Another twenty minute wait. But it gets better. After actually getting a hold of somebody, I was informed that they hired out the services. Yeah. Another number. Lowe's didn't handle anything like that anymore. I had to call GE. I asked if the number was easy to remember because up until that time, I was memorizing the numbers these people gave to me. Needless to say, I had to run back inside and jot that one down. I was scared to death reception would cut out and I would have to harm somebody.
Then I called the GE number. Another fifteen minute wait while I pressed several numbers and spoke my information into the receiver. Joy of all joys. And then you know what? I was told by the lovely automated voice that I would be contacted within 24 hours by ANOTHER person. The actual person who will somehow fit me into their busy schedule so I can have some &^%#^%#$ dry clothes. No real person ever talked to me. Looking back, that's probably a good thing. I now have a headache, and I'm sure my blood pressure hasn't quite dropped down to normal yet.
I know for a fact that this person probably won't fit me into their schedule this week. THAT pisses me off. And I'm hoping that they somehow won't call until tomorrow so I don't totally rip them a new arse. Because someone, my friend, has to pay.


Silma said...

Yep, there are days like that, Crystal. You just gotta let it ride 'coz you'll end up with a gun shooting them all.

swamp4me said...

I'd brave the copperheads -- if you go out in the hottest part of the day and avoid the shady places, you'll avoid the snakes. Copperheads like to come out at night when the weather gets really hot. :) Now don't you feel better ;)

Suzanne said...

Ack, I hate days like that! Have a glass of wine. Here's to tomorrow being better!

chryscat said...

Silma: Yeah.
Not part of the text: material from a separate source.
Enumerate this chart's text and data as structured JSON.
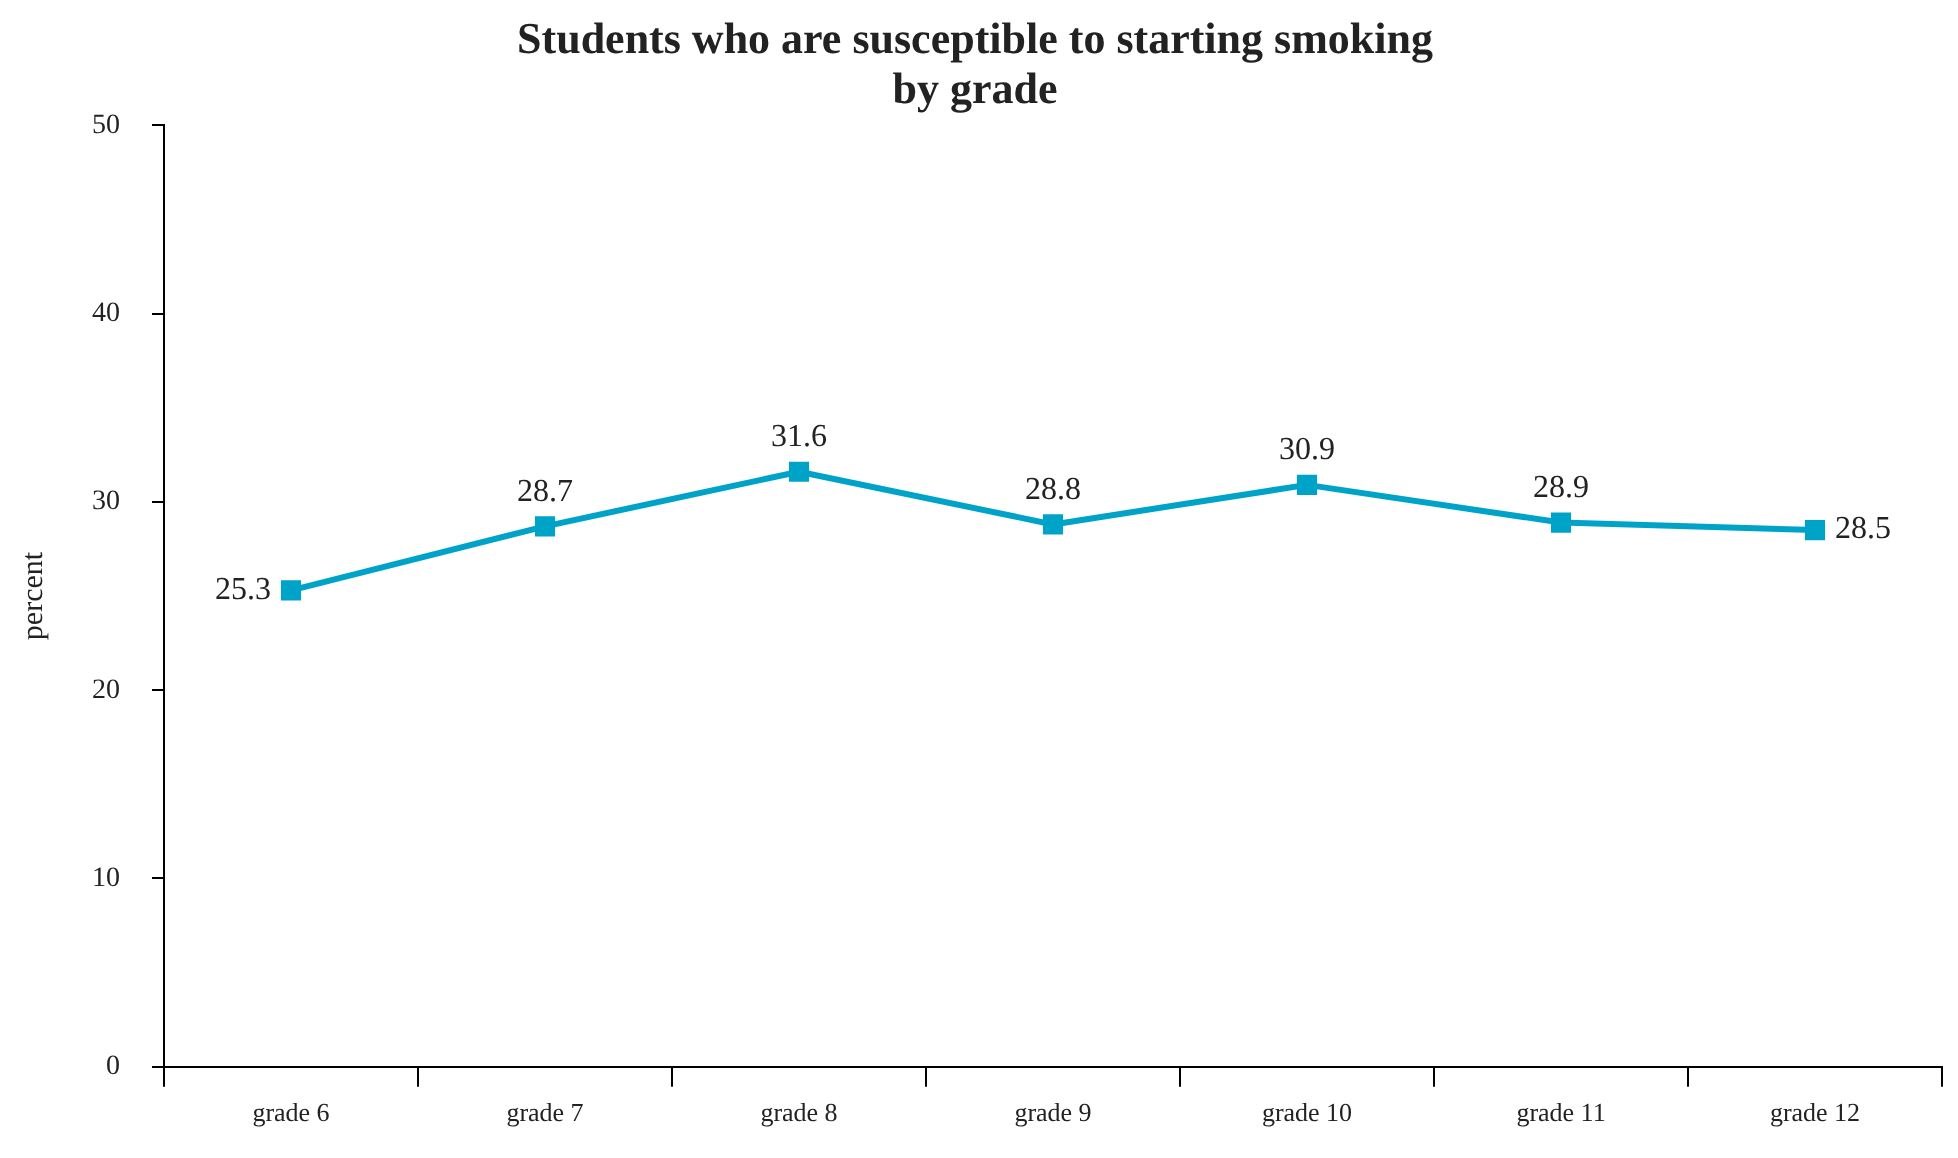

I know. I don't really want to write a prison memoir. *laughing*
Swampy: I don't. You nut! We were mowing the lawn the otherday IN THE HEAT OF THE DAY, when one of those baby buggers came slithering by. My oldest almost had a coronary. I was a close second. I NEED the dryer repair person. Pronto! LOL
Suzanne: Yes. Liquor is indeed needed to gloss over this piss poor day. Thank you ever so much for the suggestion. I'm popping the top on one of my remaining Green Apple Smirnoffs.

Michelle said...

Hugs on the rough day, Chrys! Enjoy that Green Apple Smirnoff.

Gina said...

Sounds like your day is like mine has been. Hope it gets better, and as they say tomorrow is always another day.

Steph T. said...

Ah - all that phone time is torture. Defintely have some wine and ignore the's a good excuse to go buy new clothes:)

Rene said...

I have been through that little parade myself. Damn driers, damn service people, damn copperheads. Well, I really don't have those, but I do have a 2 year old and she's pretty lethal.
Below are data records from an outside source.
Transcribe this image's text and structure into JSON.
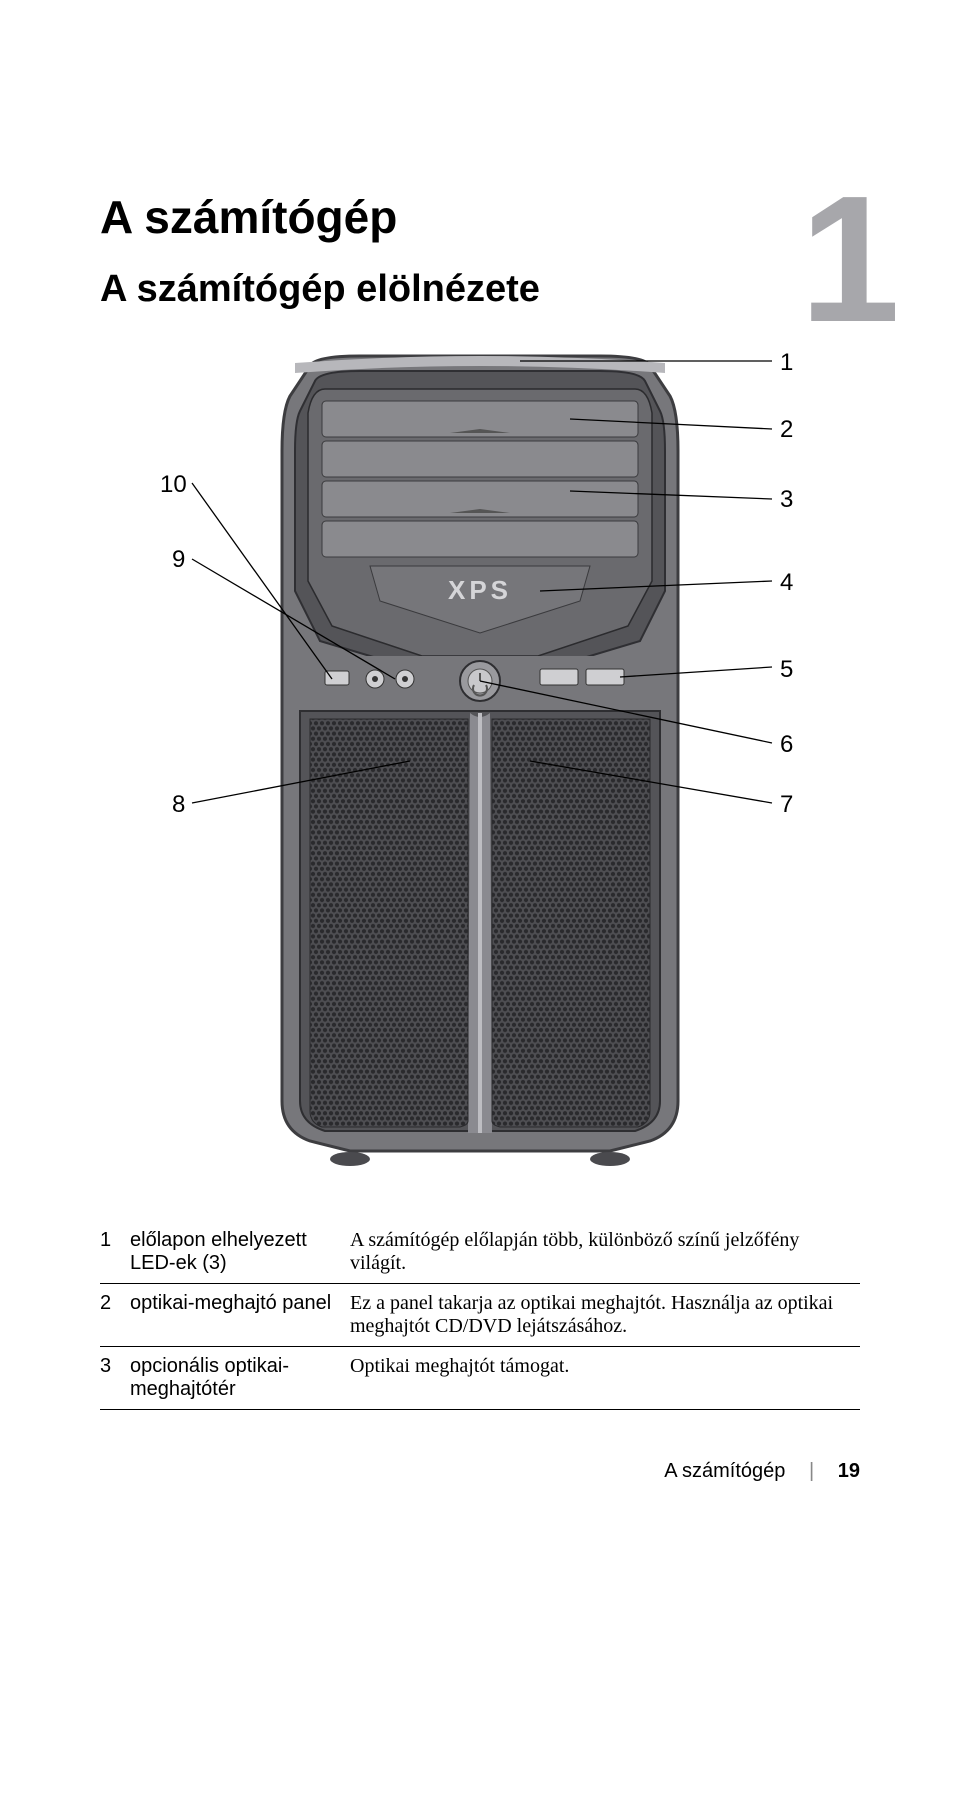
{
  "chapter_number": "1",
  "heading": "A számítógép",
  "subheading": "A számítógép elölnézete",
  "callouts": {
    "c1": "1",
    "c2": "2",
    "c3": "3",
    "c4": "4",
    "c5": "5",
    "c6": "6",
    "c7": "7",
    "c8": "8",
    "c9": "9",
    "c10": "10"
  },
  "legend": [
    {
      "num": "1",
      "label": "előlapon elhelyezett LED-ek (3)",
      "desc": "A számítógép előlapján több, különböző színű jelzőfény világít."
    },
    {
      "num": "2",
      "label": "optikai-meghajtó panel",
      "desc": "Ez a panel takarja az optikai meghajtót. Használja az optikai meghajtót CD/DVD lejátszásához."
    },
    {
      "num": "3",
      "label": "opcionális optikai-meghajtótér",
      "desc": "Optikai meghajtót támogat."
    }
  ],
  "footer": {
    "section": "A számítógép",
    "page": "19"
  },
  "style": {
    "body_fill": "#77777b",
    "body_stroke": "#3d3d40",
    "panel_light": "#9c9ca0",
    "panel_dark": "#545458",
    "line": "#000000",
    "line_w": "1.3",
    "grille": "#4e4e52",
    "grille_hole": "#2a2a2d",
    "logo": "#d5d5d8"
  }
}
I had a beer for you this evening. Hope tomorrow goes better.

Desperate Writer said...

Man on man! I know headaches like that. You need a bubble bath,, and something cooold and soothing. I HAT the telephone run around!!!

Amy said...

I would be L-I-V-I-D!

As for the snakes, I'm pretty sure that would have me moving to northern Canada. I so do not do snakes!!! Not even garters.

username said...

Bless your heart! Huge hugs!

Jill said...

I'm sending you cookies. They solve all problems.

Tori said...

Hugs, sweetie! I hope today was massively better. I so totally sympathize. Been there, done that.